On this Veterans Day, let us who are committed to peace, seek to spread the good news of Jesus, "Love your enemies..Blessed are the peacemakers."

When thinking of Muslims who oppose us, we ought to remember Brother Andrew's insightful acronym--He says, "ISLAM, for Christians, means I Sincerely Love All Muslims."

God bless all countries, all people's--no exceptions!
from the recent bumper sticker

The Nature of Baptism

As a Friend I am convinced that baptism is primarily a spiritual reality. For one reason the physical ritual includes all sorts of Christians who claim the other brands aren't even Christians. They attack each other verbally and often have slaughtered each other in so many Christian-sponsored wars.

How can there be ONE baptism in one Spirit when that happens?

And think of the many thousands of other disagreements among Christians:
Calvinists declare there are no Gifts of the Spirit but charismatics and Pentecostals claim the opposite.
Evangelicals claim the Bible is inerrant but liberals state Scripture has many errors.
Fundamentalists argue the Bible is scientifically accurate, evolution is a satanic lie, and the end of the world is coming in this generation
while mainline Christians think those views are ludicrous.

There are many Christians who support killing unarmed civilians in war, who think that the nuclear weapons are given to the U.S. by God, that using torture is justified, that becoming wealthy doesn't mean one needs to share with the world's impoverished.

Where is the love of Christ in this? Where is the Spirit of their formal baptism?

It seems rather that true baptism is spiritual and unseen, when God's Spirit begins to slowly transform a person toward the Truth, the Good, and the Loving.

Physical acts of baptism may be used by some who derive much comfort or inspiration from outward signs, but the danger always remains.

Allegedly, most Germans of the Great War and the Nazi Holocaust War (WWII) era were baptized
yet that didn't show forth in their lives as they went out to slaughter other Christians of the Allies.

And Allied baptized Christians returned the evil favor, urged on by war promoters such as American evangelist Billy Sunday.

Don't forget the Thirty Years War, the American Civil War, and the English Civil War (where Cromwell's "New Model Army" which killed while singing Bible verses! attacked the King's forces who also killed for Jesus Christ).

Sounds more like a baptism into injustice and sin.

No wonder Jesus wept.

Sunday, November 2, 2008

Destiny, the Way of God, Versus Evil and Disaster in the World

"God doesn't cause messes for a purpose but he brings purposes to the messes."
Greg Boyd

What deep waters in a pop maxim of only 14 words!

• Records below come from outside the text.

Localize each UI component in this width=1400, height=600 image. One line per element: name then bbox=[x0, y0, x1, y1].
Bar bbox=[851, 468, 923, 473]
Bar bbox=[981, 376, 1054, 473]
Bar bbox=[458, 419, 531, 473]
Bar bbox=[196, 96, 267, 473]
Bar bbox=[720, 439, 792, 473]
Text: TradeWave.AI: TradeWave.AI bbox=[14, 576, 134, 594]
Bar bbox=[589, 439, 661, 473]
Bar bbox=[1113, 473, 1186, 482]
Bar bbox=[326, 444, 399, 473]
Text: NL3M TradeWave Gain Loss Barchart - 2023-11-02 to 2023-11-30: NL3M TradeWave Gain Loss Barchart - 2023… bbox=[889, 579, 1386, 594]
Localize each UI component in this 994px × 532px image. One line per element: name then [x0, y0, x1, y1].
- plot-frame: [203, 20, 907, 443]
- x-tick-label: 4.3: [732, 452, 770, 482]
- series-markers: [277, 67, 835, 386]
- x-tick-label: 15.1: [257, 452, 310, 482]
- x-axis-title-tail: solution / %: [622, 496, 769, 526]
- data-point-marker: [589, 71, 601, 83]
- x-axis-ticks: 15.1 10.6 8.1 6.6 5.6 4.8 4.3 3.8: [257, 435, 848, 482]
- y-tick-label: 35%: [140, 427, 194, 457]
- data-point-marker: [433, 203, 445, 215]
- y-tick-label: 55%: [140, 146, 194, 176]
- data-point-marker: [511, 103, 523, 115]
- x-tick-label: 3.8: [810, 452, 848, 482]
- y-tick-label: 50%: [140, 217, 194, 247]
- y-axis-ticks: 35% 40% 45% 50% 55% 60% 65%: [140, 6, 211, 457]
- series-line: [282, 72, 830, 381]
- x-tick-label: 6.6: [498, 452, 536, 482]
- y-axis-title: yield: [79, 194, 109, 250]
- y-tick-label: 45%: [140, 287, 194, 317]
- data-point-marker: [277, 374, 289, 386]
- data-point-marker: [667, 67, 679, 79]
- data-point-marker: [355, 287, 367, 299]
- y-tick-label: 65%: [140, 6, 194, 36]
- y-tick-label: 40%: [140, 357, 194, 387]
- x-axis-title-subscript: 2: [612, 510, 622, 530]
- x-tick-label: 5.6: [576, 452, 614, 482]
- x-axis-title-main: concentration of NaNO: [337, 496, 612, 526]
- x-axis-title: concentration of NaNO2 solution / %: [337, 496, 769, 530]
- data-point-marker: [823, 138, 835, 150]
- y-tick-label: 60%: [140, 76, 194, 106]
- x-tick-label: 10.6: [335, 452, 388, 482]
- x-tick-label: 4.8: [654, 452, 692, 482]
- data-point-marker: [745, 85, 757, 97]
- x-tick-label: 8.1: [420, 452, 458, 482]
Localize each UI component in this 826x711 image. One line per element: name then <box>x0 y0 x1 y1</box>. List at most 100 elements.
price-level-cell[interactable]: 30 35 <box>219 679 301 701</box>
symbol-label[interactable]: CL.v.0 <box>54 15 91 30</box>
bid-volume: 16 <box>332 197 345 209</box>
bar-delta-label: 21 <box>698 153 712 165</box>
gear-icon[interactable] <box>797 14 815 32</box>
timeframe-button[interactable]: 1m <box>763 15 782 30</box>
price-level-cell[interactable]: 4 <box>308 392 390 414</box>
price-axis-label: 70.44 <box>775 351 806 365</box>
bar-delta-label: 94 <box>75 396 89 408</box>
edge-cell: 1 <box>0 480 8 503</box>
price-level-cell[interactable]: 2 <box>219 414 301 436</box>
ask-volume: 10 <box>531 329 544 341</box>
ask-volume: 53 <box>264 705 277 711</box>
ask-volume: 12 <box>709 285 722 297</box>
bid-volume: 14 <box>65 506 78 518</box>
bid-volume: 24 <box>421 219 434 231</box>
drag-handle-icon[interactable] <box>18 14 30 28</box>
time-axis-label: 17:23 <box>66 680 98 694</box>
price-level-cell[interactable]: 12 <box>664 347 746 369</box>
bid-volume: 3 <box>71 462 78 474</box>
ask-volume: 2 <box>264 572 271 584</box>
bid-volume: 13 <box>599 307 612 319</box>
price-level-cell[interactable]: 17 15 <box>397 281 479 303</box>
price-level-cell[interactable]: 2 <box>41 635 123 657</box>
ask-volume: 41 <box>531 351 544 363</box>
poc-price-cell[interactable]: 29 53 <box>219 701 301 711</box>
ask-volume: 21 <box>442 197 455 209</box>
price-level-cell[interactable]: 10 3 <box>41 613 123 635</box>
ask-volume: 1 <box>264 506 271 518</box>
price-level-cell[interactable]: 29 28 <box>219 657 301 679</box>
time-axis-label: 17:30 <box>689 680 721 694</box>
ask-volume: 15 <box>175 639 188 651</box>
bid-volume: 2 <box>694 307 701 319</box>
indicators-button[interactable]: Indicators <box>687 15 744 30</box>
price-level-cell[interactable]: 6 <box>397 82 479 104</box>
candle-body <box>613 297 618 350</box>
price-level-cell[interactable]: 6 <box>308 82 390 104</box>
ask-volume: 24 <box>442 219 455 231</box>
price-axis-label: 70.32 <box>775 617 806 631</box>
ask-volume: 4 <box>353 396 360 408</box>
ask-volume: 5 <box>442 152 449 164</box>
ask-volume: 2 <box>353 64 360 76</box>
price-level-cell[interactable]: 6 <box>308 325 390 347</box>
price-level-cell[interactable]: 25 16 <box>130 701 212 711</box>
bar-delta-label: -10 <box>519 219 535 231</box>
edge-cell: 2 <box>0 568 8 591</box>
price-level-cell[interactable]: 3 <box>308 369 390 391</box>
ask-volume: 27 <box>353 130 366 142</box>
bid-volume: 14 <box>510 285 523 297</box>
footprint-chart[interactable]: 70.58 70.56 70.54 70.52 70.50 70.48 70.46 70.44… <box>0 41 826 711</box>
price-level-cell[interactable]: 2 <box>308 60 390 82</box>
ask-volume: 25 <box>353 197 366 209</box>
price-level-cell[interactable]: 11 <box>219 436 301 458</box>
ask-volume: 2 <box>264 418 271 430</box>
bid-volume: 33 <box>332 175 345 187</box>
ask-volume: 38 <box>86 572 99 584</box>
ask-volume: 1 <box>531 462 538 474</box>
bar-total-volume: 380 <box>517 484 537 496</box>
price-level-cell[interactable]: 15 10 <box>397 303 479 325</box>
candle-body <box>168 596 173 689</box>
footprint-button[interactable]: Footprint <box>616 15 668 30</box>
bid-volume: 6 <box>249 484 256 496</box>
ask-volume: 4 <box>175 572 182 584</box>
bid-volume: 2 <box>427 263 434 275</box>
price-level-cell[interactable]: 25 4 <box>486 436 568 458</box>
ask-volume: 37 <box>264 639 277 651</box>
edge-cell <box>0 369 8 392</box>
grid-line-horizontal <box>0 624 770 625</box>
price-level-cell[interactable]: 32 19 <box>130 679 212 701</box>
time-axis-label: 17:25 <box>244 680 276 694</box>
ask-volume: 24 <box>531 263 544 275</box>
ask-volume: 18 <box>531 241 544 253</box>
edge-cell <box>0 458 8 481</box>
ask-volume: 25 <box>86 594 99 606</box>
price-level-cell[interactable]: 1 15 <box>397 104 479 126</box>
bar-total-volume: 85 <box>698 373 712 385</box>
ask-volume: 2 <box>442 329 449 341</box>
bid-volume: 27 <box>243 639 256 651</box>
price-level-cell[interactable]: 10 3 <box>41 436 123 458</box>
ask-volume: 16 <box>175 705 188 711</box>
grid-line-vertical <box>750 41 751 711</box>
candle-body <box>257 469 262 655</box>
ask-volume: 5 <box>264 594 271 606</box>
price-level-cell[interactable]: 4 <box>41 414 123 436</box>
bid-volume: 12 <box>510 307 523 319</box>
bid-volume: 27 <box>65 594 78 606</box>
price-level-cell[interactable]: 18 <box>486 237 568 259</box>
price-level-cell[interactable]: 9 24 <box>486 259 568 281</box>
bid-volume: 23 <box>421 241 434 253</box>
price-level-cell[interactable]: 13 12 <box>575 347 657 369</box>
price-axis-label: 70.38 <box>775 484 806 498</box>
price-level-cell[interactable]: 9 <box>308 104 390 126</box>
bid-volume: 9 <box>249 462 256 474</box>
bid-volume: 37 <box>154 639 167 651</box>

Such a hope-'comet' to hang one's life onto!

Instead of the despairing and severely misguided theology of religious people--from Calvinists to Muslims to Hindus--who claim God wills all evil and all suffering, that every typhoon, earthquake, and war are God's idea and plan.

On the contrary, in this imperfect, actually messy, world, in this unfinished cosmos, God is Unlimited Benevolence and Goodness seeking to guide the cosmos and us finite conscious humans.

God wants to help us redeem the time and the place of where ever we are.

Our destiny is not today's momentary temptation, superficial experience, or tragic event.

We are called to live in the Light of God's eternal becoming.
I John, I Corinthians 13, etc.

In the Light,

Daniel Wilcox

Inclusive or Exclusive?

"It is true that I have tried to make sure applicants understood that the Society of Friends they want to join is at its heart a Christian movement, but I DO NOT believe that retaining or recovering our Christian focus is a matter of policing who can join our meetings. Our spiritual clarity will not come from defending our "borders" with the outside world, but from affirming our Center from within."
Brooklyn Quaker

This Friend speaks to our condition. His statement reminds me of Thomas Kelly's comments in A Testament of Devotion and The Eternal Promise and
the many words of the Good News beginning in the New Testament that God is love and does not wish anyone to perish.